Prognose 2018: Chile auf Platz Eins für Auslandsinvestitionen

24.01.18 Aktuelles

Santiago de Chile

2018 wird das Jahr des Aufschwungs für Chile. Die Zentralbank erhöhte Anfang Januar ihre Prognose des Wirtschaftswachstums von 3 auf 3,2 Prozent. Zeitgleich positionierte Baker McKenzie Chile als Investionsland Nr. 1 in Lateinamerika, noch vor Brasilien und Mexiko. Auch deutsche Unternehmer werden verstärkt in das Andenland reisen.

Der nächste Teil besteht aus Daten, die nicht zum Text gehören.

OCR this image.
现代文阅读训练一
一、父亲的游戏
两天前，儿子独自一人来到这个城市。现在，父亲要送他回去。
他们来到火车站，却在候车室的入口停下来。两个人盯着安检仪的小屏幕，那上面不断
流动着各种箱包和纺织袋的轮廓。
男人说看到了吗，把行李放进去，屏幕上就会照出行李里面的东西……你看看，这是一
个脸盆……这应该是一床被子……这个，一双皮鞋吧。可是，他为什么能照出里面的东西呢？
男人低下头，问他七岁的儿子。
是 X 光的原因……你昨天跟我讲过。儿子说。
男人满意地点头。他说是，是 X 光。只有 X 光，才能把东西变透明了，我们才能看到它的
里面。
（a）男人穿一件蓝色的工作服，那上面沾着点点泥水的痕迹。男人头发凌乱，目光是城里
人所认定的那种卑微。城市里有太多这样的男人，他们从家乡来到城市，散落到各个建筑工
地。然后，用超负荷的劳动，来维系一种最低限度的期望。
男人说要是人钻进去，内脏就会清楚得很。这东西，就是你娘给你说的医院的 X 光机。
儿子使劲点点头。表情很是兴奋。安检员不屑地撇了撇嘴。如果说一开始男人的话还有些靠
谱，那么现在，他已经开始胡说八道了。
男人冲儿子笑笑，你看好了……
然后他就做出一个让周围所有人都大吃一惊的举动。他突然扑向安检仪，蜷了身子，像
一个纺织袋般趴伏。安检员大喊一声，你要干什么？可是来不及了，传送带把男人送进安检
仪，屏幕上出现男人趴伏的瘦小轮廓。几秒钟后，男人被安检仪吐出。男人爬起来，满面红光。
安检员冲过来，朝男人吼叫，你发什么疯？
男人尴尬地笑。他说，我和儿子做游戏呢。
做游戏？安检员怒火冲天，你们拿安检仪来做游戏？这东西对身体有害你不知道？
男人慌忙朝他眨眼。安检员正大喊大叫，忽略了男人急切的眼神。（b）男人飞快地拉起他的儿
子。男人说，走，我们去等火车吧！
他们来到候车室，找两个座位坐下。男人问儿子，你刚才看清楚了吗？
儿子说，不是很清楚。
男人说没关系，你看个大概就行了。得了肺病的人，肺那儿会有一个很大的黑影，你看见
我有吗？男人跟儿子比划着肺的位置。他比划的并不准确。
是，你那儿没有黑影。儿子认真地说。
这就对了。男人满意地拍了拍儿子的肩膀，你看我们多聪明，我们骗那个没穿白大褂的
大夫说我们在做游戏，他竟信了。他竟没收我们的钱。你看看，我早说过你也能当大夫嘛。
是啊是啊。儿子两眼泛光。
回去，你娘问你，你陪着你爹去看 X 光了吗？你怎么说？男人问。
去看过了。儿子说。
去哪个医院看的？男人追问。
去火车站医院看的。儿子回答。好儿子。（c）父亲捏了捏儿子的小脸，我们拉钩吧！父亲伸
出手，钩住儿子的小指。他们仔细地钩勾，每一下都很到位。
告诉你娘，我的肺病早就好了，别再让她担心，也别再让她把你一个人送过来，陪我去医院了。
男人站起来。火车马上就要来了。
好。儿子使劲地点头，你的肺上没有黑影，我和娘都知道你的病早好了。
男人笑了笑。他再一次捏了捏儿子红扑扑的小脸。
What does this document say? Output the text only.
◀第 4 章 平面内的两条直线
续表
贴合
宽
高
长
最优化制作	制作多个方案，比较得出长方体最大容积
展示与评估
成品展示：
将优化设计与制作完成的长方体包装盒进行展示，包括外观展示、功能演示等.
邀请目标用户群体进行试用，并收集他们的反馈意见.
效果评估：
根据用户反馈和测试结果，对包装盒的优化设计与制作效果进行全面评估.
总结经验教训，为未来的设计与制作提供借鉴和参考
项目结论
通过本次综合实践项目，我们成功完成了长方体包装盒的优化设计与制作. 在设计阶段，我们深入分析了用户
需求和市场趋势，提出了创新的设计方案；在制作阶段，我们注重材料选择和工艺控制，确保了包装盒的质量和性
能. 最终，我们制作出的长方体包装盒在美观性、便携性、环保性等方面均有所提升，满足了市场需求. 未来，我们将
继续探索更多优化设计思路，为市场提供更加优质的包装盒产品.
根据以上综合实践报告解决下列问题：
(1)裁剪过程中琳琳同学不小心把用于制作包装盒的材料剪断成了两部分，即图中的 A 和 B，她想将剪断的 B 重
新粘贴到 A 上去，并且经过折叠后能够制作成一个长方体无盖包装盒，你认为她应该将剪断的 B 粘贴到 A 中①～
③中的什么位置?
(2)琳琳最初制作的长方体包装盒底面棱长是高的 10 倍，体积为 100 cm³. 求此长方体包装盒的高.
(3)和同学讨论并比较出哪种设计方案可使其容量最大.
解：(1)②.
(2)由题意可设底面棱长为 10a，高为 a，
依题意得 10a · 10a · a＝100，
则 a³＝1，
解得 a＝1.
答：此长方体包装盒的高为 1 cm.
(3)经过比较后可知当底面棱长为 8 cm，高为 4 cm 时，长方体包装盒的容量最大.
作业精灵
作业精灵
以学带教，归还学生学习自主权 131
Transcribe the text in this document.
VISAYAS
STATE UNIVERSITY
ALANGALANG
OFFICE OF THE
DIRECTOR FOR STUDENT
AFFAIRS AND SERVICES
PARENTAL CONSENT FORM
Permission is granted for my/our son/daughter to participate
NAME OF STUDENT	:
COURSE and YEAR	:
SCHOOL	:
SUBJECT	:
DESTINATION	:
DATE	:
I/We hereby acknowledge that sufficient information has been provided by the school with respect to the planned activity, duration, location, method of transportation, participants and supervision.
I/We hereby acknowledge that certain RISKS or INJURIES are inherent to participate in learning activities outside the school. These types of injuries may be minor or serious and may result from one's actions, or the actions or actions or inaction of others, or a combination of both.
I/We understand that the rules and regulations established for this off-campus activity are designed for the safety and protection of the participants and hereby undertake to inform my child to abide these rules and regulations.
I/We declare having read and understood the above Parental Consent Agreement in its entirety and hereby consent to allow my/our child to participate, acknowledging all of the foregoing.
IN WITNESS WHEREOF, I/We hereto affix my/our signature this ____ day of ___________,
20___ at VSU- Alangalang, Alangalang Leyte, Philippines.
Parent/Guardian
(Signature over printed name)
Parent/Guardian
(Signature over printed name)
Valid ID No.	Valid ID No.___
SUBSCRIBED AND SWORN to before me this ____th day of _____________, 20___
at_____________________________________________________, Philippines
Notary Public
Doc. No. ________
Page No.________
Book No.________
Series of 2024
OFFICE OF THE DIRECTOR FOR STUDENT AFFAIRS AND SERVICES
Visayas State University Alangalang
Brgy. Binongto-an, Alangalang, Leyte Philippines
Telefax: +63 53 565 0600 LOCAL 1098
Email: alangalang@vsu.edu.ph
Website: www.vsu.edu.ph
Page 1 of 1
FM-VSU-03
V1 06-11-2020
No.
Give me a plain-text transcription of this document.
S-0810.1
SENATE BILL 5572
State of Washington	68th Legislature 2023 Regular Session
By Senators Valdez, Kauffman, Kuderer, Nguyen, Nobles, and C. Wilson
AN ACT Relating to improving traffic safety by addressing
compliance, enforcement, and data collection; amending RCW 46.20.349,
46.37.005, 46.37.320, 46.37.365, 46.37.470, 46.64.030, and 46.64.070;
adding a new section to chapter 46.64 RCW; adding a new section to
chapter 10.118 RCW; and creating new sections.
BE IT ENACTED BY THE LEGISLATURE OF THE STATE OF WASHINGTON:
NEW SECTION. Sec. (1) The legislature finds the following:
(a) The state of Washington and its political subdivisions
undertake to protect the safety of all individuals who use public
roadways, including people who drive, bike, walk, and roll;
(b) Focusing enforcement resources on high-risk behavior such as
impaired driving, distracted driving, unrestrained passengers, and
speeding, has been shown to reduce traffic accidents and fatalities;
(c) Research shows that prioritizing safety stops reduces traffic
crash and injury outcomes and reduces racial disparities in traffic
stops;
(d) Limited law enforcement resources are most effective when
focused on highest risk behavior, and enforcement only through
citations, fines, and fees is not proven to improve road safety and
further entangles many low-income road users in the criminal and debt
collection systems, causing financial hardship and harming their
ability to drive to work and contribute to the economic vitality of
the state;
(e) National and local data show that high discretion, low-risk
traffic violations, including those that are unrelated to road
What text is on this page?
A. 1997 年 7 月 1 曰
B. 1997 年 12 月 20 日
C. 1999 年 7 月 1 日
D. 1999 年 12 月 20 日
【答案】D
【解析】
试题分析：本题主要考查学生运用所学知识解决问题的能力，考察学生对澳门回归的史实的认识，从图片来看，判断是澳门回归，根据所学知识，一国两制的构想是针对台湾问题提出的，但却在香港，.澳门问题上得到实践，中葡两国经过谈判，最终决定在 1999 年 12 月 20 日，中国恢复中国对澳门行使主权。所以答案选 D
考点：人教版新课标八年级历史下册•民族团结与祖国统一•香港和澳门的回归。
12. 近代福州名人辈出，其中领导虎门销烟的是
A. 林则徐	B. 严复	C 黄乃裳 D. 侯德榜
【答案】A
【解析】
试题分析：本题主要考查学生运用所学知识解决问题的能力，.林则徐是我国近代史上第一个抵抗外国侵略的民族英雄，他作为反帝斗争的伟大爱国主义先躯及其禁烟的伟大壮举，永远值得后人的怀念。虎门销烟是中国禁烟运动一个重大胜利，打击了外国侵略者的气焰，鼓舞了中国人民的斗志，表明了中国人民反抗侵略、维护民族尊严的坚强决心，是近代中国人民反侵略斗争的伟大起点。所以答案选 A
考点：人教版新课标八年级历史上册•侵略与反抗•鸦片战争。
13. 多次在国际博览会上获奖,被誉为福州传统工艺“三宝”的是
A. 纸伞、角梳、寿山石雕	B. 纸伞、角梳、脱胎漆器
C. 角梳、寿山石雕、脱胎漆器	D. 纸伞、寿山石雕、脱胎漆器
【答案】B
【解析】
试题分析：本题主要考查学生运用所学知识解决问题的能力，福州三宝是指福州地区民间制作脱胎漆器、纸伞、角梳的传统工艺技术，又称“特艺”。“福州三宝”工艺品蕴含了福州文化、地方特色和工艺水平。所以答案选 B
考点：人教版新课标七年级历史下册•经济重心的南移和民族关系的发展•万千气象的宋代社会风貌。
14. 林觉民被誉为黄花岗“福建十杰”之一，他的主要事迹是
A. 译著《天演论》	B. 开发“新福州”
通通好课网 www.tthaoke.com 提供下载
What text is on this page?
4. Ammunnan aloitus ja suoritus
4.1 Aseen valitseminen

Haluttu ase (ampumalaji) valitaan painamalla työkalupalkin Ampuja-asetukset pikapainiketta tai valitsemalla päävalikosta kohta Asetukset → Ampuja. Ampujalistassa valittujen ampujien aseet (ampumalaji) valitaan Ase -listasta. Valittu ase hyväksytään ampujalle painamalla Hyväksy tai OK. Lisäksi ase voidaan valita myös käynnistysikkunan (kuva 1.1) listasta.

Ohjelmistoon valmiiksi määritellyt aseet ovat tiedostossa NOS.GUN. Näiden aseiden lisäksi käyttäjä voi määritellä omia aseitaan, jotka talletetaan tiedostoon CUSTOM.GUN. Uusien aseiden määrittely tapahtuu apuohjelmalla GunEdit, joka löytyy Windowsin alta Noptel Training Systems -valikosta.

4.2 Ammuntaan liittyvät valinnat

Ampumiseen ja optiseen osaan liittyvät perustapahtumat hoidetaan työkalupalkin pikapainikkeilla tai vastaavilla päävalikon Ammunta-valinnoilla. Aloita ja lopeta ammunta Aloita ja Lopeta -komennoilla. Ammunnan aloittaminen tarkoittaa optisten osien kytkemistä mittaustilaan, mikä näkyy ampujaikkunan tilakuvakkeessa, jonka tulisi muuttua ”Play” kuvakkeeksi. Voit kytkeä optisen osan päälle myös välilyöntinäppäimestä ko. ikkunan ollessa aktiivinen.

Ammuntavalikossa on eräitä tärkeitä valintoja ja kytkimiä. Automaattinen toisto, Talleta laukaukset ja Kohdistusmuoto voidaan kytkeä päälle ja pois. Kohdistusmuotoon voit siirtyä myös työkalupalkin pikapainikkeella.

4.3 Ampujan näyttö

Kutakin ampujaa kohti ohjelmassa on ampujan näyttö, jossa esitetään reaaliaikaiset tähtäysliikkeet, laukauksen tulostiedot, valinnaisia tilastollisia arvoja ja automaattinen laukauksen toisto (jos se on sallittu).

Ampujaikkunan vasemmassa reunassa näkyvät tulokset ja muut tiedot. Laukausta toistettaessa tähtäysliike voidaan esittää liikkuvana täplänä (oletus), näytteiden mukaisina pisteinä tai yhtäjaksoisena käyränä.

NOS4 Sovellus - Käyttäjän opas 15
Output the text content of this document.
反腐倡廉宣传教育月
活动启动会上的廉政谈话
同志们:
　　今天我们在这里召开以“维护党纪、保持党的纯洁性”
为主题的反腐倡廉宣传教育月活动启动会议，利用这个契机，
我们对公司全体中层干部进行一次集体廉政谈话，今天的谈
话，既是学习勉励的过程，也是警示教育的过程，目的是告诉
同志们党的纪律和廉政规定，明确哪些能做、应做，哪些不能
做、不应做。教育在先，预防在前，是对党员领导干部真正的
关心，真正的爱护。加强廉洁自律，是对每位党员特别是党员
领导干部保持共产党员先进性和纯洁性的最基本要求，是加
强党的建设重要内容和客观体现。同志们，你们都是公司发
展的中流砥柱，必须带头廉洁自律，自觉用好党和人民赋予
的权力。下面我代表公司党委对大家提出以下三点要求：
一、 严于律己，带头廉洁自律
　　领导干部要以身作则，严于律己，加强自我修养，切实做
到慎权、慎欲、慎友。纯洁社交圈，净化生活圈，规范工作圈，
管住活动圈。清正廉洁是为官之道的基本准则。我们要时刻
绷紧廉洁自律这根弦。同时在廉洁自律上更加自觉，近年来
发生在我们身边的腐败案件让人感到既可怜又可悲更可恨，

Mit einer liberalen Agenda und dem Schwerpunkt Wirtschaftswachstum gewann der als gemäβigt geltende Kandidat der konservativen Oppositions-Koalition, Sebastián Piñera, im Dezember die Präsidentschaftswahlen und wird nach vier Jahren die sozialdemokratische Präsidentin Michelle Bachelet ablösen. Der Regierungswechsel in Chile setzt die Reihe der Machtwechsel von linken zu konservativen Regierungen in Südamerika fort.

Schon vor der Amtsübernahme von Sebastián Piñera im März stehen die Zeichen auf Aufschwung: Anfang Januar erhöhte die chilenische Zentralbank ihre Prognose des Wirtschaftswachstums für das Jahr 2018 von 3 auf 3,2 Prozent. Für 2019 wird nach der ersten Expertenumfrage des Jahres ein weiterer Anstieg des Bruttosozialprodukts erwartet: Die Zentralbank geht nun von 3,5 statt 3,3 Prozent aus. Die Inflation soll in diesem Jahr bei 2,6 Prozent liegen und 2019 bei 3,0 Prozent. Laut Expertenmeinung sollte die Zentralbank den Leitzins von 2,5 Prozent beibehalten.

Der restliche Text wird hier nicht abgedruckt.